How do you propose to obfuscate connections between relays and (exit)
relays? The list of them is public, that's the basic Tor design.
Therefore a state can take them easily down as soon as they made them

The solution is to not publicize relay servers.

You break up the entire tor relay network into relatively isolated relay domains, and manually peer domain router relays.

Domain router relays onion route tor circuits from within relays within the relay domain. All tor relay traffic is obfuscated, not just tor bridge relays. In other words, ALL tor relays behave as bridge relays and heavily obfuscate traffic to thwart interception and detection.

I don't think Tor can ever defeat your threat model. Tor is build around
the idea, that there are free countries where Tor is legal. If there are
no countries left where Tor is legal, Tor will surely cease to exists.

One important step to detect if developers have been threatened are
Deterministic builds. (Which would allow third parties to check if
downloads The Tor Projects is providing actually match the source code
the Tor Project claims to have used for compilation, or if they where
forced to include a backdoor while keeping the extra source secret or if
the build machine has been compromised.)

The solution to that is to maintain mirrored repositories and provide nightly snapshot builds yourself using jenkins or something on your own privately-hosted gitorious instance and host the binaries repositories for your bridge community (or in my model, your relay domain)

Don't say I didn't warn you.
In conclusion, the threat model you are making up isn't unrealistic.
However, Tor can't defeat it by design. Friend to Friend networks such
as RetroShare could defeat it, in theory, all that's missing in
RetroShare are pluggable transports to obfuscate traffic to friends.

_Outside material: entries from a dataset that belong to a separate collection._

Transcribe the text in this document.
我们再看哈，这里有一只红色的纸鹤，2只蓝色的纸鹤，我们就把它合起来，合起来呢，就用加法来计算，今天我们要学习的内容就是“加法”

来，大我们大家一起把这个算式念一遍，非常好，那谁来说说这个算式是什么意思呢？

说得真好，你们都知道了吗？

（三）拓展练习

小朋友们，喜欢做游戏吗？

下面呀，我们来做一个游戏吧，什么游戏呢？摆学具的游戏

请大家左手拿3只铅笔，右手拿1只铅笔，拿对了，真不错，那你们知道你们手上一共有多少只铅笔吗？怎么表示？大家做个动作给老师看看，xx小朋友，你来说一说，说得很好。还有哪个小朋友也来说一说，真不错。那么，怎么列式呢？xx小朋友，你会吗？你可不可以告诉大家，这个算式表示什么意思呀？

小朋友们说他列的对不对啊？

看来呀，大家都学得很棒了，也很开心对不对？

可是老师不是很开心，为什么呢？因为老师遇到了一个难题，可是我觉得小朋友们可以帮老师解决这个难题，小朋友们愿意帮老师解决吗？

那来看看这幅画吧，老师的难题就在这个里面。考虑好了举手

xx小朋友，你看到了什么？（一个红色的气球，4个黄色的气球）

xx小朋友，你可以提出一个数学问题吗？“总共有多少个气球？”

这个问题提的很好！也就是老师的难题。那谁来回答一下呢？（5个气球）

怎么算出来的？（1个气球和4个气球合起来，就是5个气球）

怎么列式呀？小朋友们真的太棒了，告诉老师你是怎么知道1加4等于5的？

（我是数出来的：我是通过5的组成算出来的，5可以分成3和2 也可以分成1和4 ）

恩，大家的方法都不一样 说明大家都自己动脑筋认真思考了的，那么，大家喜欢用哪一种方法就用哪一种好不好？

The problem with RetroShare is that every time your IP changes, you are forced to manually renegotiate manual peering.

You think normal average users are going to have time for that?

Aint nobody got time fo dat.

Now, if RetroShare had a sophisticated DHT + PEX method for automated repeering with identities you have already permitted without compromising your RetroShare IP:port to malicious observers, that would make it a lot more practical and usable.

If RetroShare could be used over another overlay network such as GnuNET, CJDNS or Tor (once completely redesigned to eject NSA and Navy control from the network consensus and directory authorities), you would not really need to provide an elaborate automated repeering mechanism, but the RetroShare core developers are extremely hostile to the concept of tunneling RetroShare TLS links over an overlay.

General consensus is that RetroShare is nice, until one single friend-of-a-friend is careless and permits a law enforcement or military raid to reveal the existence of the F2F network, and from there, it's "like shooting fish in a barrel."